Junto de um pequeno córrego, cortando um bosque, o arquiteto paraguaio Solano Benítez delimitou – com quatro vigas de 9 metros de comprimento – um jardim quadrado e infinito. As vigas não se tocam; deixam arestas abertas, aberturas para o interior. Nesse espaço parcamente delimitado, as imagens da paisagem e dos corpos se multiplicam em um jogo de espelhos que revestem a face interna da estrutura.
“Demorei dez anos para conceber um quadrado”, relembra o arquiteto. O longo tempo de maturação do projeto se justifica pela carga afetiva do espaço: o jardim é o túmulo do pai do arquiteto, que havia pedido para ser enterrado nesse terreno, nos jardins da casa de veraneio da família. “Eu tinha pânico de pensar que meus filhos, ao lado da casa sonhada, tivessem a possibilidade de falar – uh, ali está o vovô!”, explica Benítez. “Queria que se celebrasse a dor da morte por cima da força da vida, porque a vida dele segue presente em nós, em nossos filhos e demais”.
O tema da morte, avesso à vida contemporânea e a própria arquitetura, aqui se materializa como espaço ativo no cotidiano da vida familiar. Propõe-se uma relação com a morte na qual ela se torna memória e se ressignifica enquanto presença. O memorial particular no meio do jardim funciona como um pequeno universo por vezes lúdico, quando crianças brincam por ali, por vezes solene, quando a família executa sua cerimônia periódica de limpeza dos espelhos.

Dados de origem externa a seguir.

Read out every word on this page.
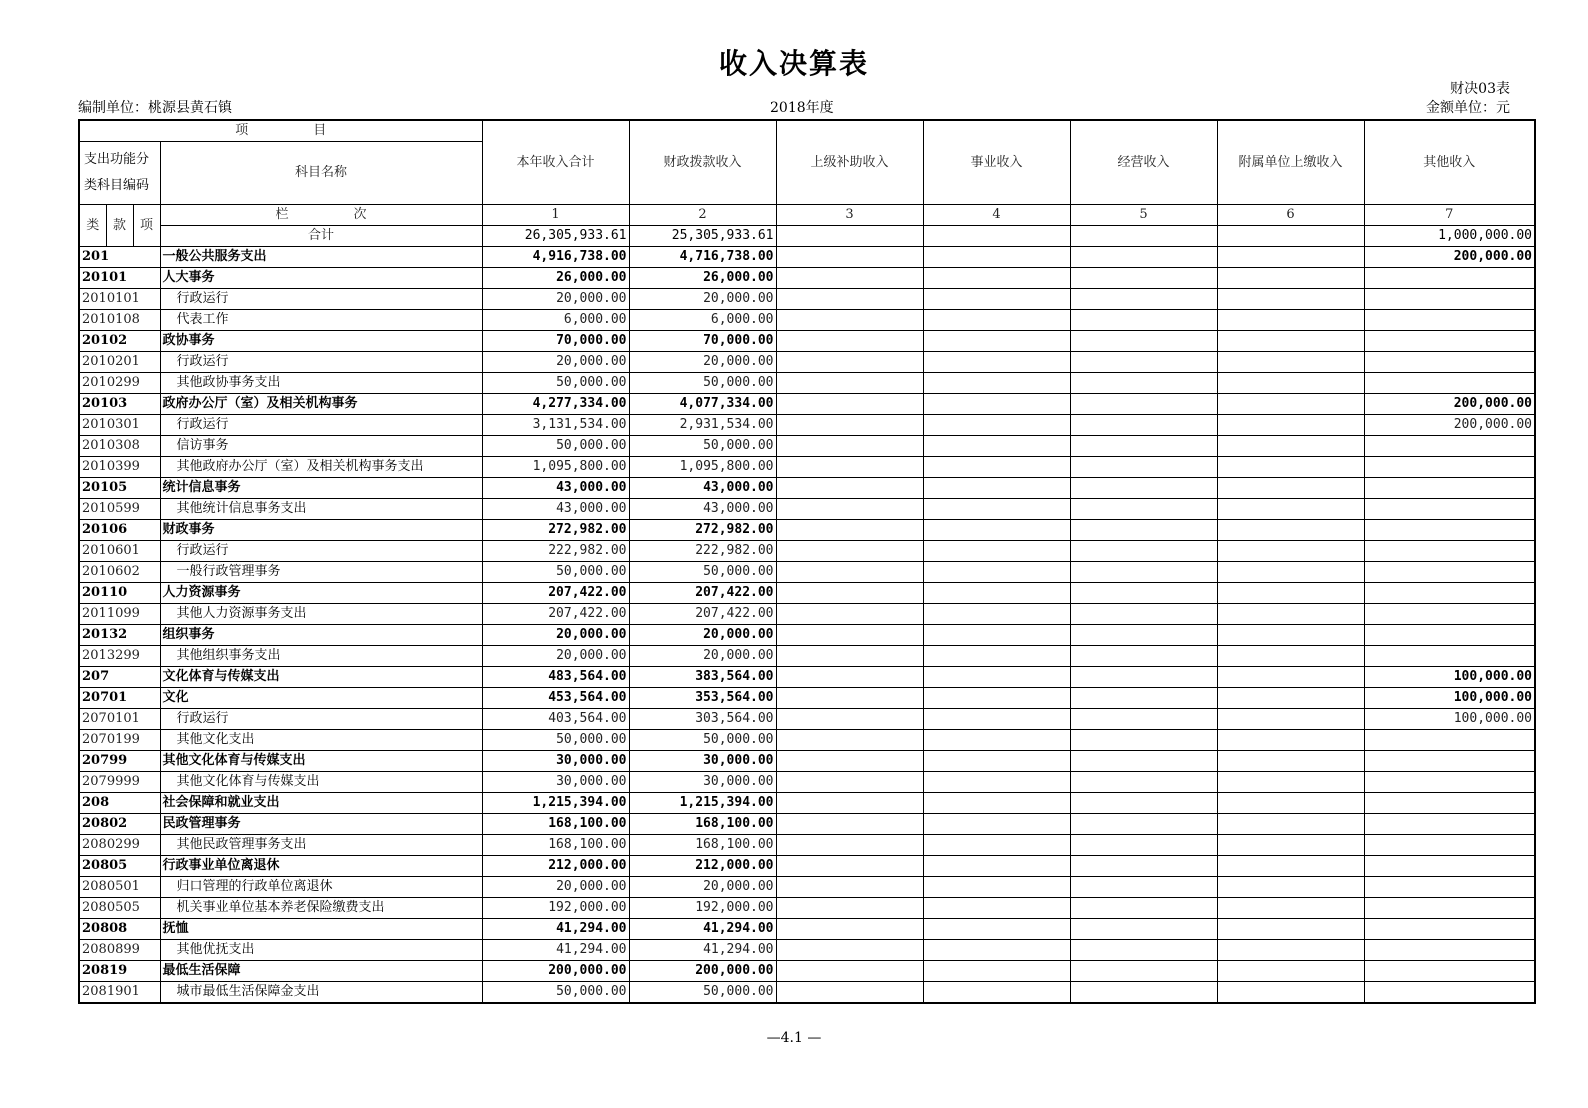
收入决算表
财决03表
编制单位：桃源县黄石镇	2018年度	金额单位：元
项　　　　　目				本年收入合计	财政拨款收入	上级补助收入	事业收入	经营收入	附属单位上缴收入	其他收入

支出功能分
类科目编码			科目名称							
类	款	项	栏　　　　　次	1	2	3	4	5	6	7
			合计	26,305,933.61	25,305,933.61					1,000,000.00
201			一般公共服务支出	4,916,738.00	4,716,738.00					200,000.00
20101			人大事务	26,000.00	26,000.00					
2010101			行政运行	20,000.00	20,000.00					
2010108			代表工作	6,000.00	6,000.00					
20102			政协事务	70,000.00	70,000.00					
2010201			行政运行	20,000.00	20,000.00					
2010299			其他政协事务支出	50,000.00	50,000.00					
20103			政府办公厅（室）及相关机构事务	4,277,334.00	4,077,334.00					200,000.00
2010301			行政运行	3,131,534.00	2,931,534.00					200,000.00
2010308			信访事务	50,000.00	50,000.00					
2010399			其他政府办公厅（室）及相关机构事务支出	1,095,800.00	1,095,800.00					
20105			统计信息事务	43,000.00	43,000.00					
2010599			其他统计信息事务支出	43,000.00	43,000.00					
20106			财政事务	272,982.00	272,982.00					
2010601			行政运行	222,982.00	222,982.00					
2010602			一般行政管理事务	50,000.00	50,000.00					
20110			人力资源事务	207,422.00	207,422.00					
2011099			其他人力资源事务支出	207,422.00	207,422.00					
20132			组织事务	20,000.00	20,000.00					
2013299			其他组织事务支出	20,000.00	20,000.00					
207			文化体育与传媒支出	483,564.00	383,564.00					100,000.00
20701			文化	453,564.00	353,564.00					100,000.00
2070101			行政运行	403,564.00	303,564.00					100,000.00
2070199			其他文化支出	50,000.00	50,000.00					
20799			其他文化体育与传媒支出	30,000.00	30,000.00					
2079999			其他文化体育与传媒支出	30,000.00	30,000.00					
208			社会保障和就业支出	1,215,394.00	1,215,394.00					
20802			民政管理事务	168,100.00	168,100.00					
2080299			其他民政管理事务支出	168,100.00	168,100.00					
20805			行政事业单位离退休	212,000.00	212,000.00					
2080501			归口管理的行政单位离退休	20,000.00	20,000.00					
2080505			机关事业单位基本养老保险缴费支出	192,000.00	192,000.00					
20808			抚恤	41,294.00	41,294.00					
2080899			其他优抚支出	41,294.00	41,294.00					
20819			最低生活保障	200,000.00	200,000.00					
2081901			城市最低生活保障金支出	50,000.00	50,000.00					
—4.1 —
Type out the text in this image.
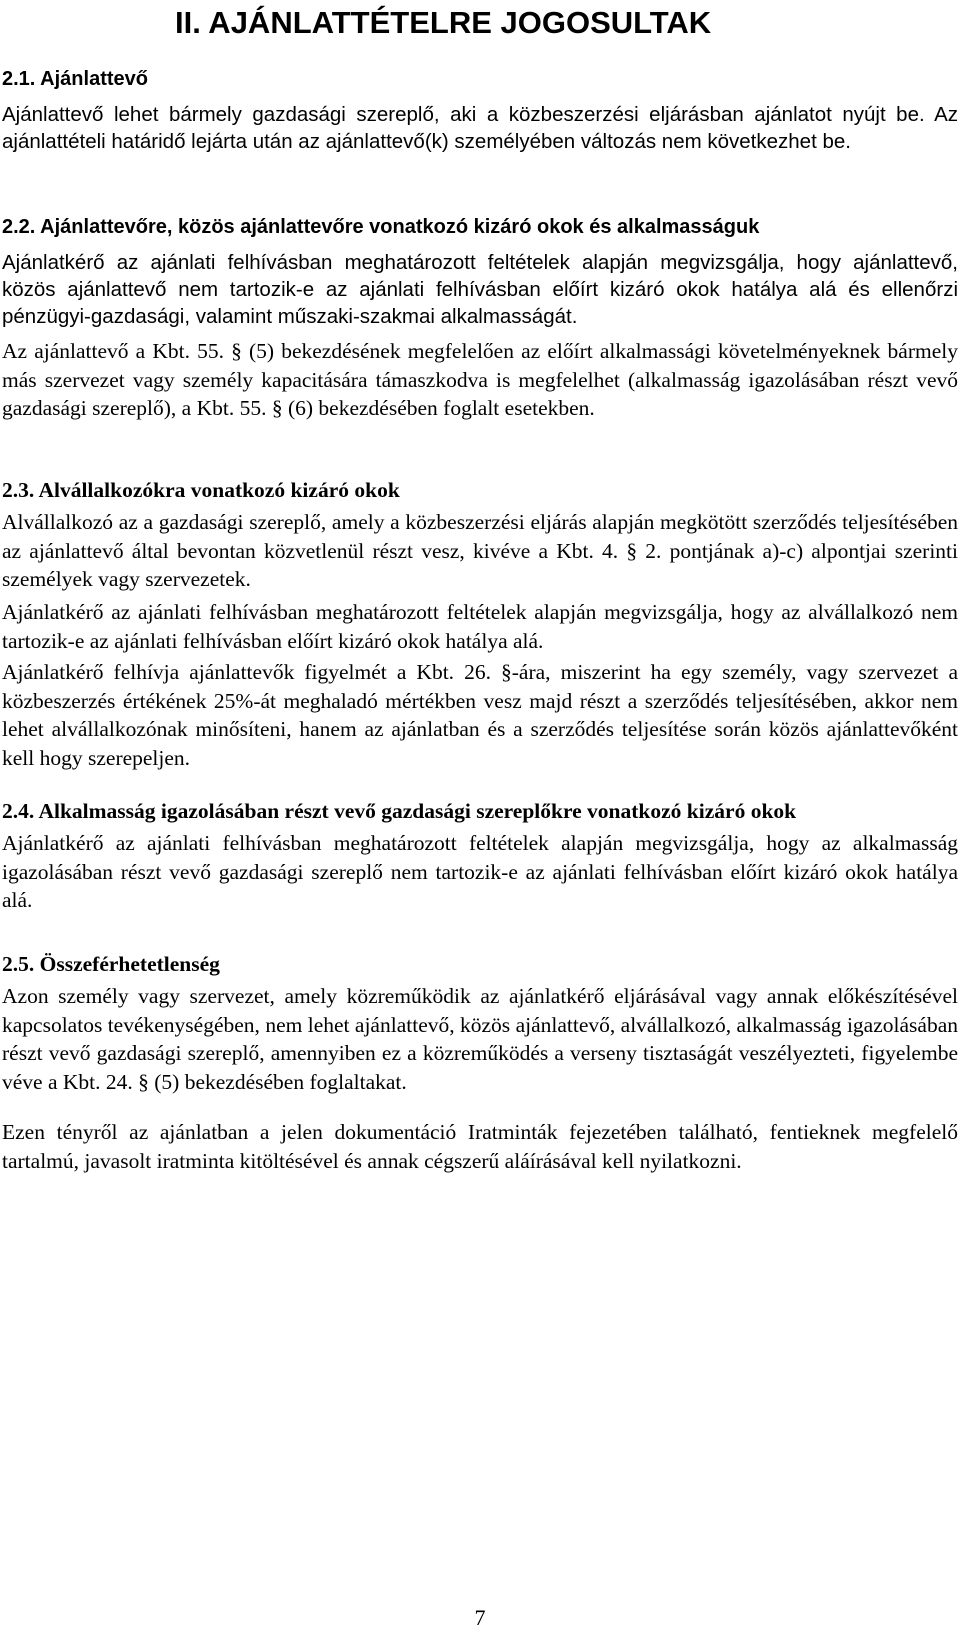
II. AJÁNLATTÉTELRE JOGOSULTAK
2.1. Ajánlattevő

Ajánlattevő lehet bármely gazdasági szereplő, aki a közbeszerzési eljárásban ajánlatot nyújt be. Az ajánlattételi határidő lejárta után az ajánlattevő(k) személyében változás nem következhet be.

2.2. Ajánlattevőre, közös ajánlattevőre vonatkozó kizáró okok és alkalmasságuk

Ajánlatkérő az ajánlati felhívásban meghatározott feltételek alapján megvizsgálja, hogy ajánlattevő, közös ajánlattevő nem tartozik-e az ajánlati felhívásban előírt kizáró okok hatálya alá és ellenőrzi pénzügyi-gazdasági, valamint műszaki-szakmai alkalmasságát.

Az ajánlattevő a Kbt. 55. § (5) bekezdésének megfelelően az előírt alkalmassági követelményeknek bármely más szervezet vagy személy kapacitására támaszkodva is megfelelhet (alkalmasság igazolásában részt vevő gazdasági szereplő), a Kbt. 55. § (6) bekezdésében foglalt esetekben.

2.3. Alvállalkozókra vonatkozó kizáró okok

Alvállalkozó az a gazdasági szereplő, amely a közbeszerzési eljárás alapján megkötött szerződés teljesítésében az ajánlattevő által bevontan közvetlenül részt vesz, kivéve a Kbt. 4. § 2. pontjának a)-c) alpontjai szerinti személyek vagy szervezetek.

Ajánlatkérő az ajánlati felhívásban meghatározott feltételek alapján megvizsgálja, hogy az alvállalkozó nem tartozik-e az ajánlati felhívásban előírt kizáró okok hatálya alá.

Ajánlatkérő felhívja ajánlattevők figyelmét a Kbt. 26. §-ára, miszerint ha egy személy, vagy szervezet a közbeszerzés értékének 25%-át meghaladó mértékben vesz majd részt a szerződés teljesítésében, akkor nem lehet alvállalkozónak minősíteni, hanem az ajánlatban és a szerződés teljesítése során közös ajánlattevőként kell hogy szerepeljen.

2.4. Alkalmasság igazolásában részt vevő gazdasági szereplőkre vonatkozó kizáró okok

Ajánlatkérő az ajánlati felhívásban meghatározott feltételek alapján megvizsgálja, hogy az alkalmasság igazolásában részt vevő gazdasági szereplő nem tartozik-e az ajánlati felhívásban előírt kizáró okok hatálya alá.

2.5. Összeférhetetlenség

Azon személy vagy szervezet, amely közreműködik az ajánlatkérő eljárásával vagy annak előkészítésével kapcsolatos tevékenységében, nem lehet ajánlattevő, közös ajánlattevő, alvállalkozó, alkalmasság igazolásában részt vevő gazdasági szereplő, amennyiben ez a közreműködés a verseny tisztaságát veszélyezteti, figyelembe véve a Kbt. 24. § (5) bekezdésében foglaltakat.

Ezen tényről az ajánlatban a jelen dokumentáció Iratminták fejezetében található, fentieknek megfelelő tartalmú, javasolt iratminta kitöltésével és annak cégszerű aláírásával kell nyilatkozni.

7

A simplicidade do projeto esconde certa complexidade estrutural. As vigas de 1,10 de altura tocam o solo por apenas um único apoio. E, como se flutuassem, projetam-se em um balanço de 7 metros de um dos lados e 2 metros para o outro, pairando sobre o terreno quase intocado do jardim.
No interior do quadrado o jogo de espelhos provoca efeitos óticos nos quais as imagens dos seres e plantas se repetem, propagando-se infinitamente. O formato da estrutura faz com que, de dentro do espaço, quase que magicamente, não se possa ver o concreto das vigas, apenas os espelhos e imagens repetidas.
Solano Benítez, nascido em 1963 em Assunção no Paraguai, se notabilizou pelo uso de tijolos, algumas vezes quebrados, para construir ousadas estruturas espaciais. Membro honorário do American Institute of Architects, em 2012, conquistou nos últimos anos importantes prêmios internacionais como o BSI Swiss Architectural Award, em 2008, e o Leão de Ouro na Bienal de Veneza de 2016. Hoje, ao lado de Gloria Cabral, lidera o escritório Gabinete de Arquitectura.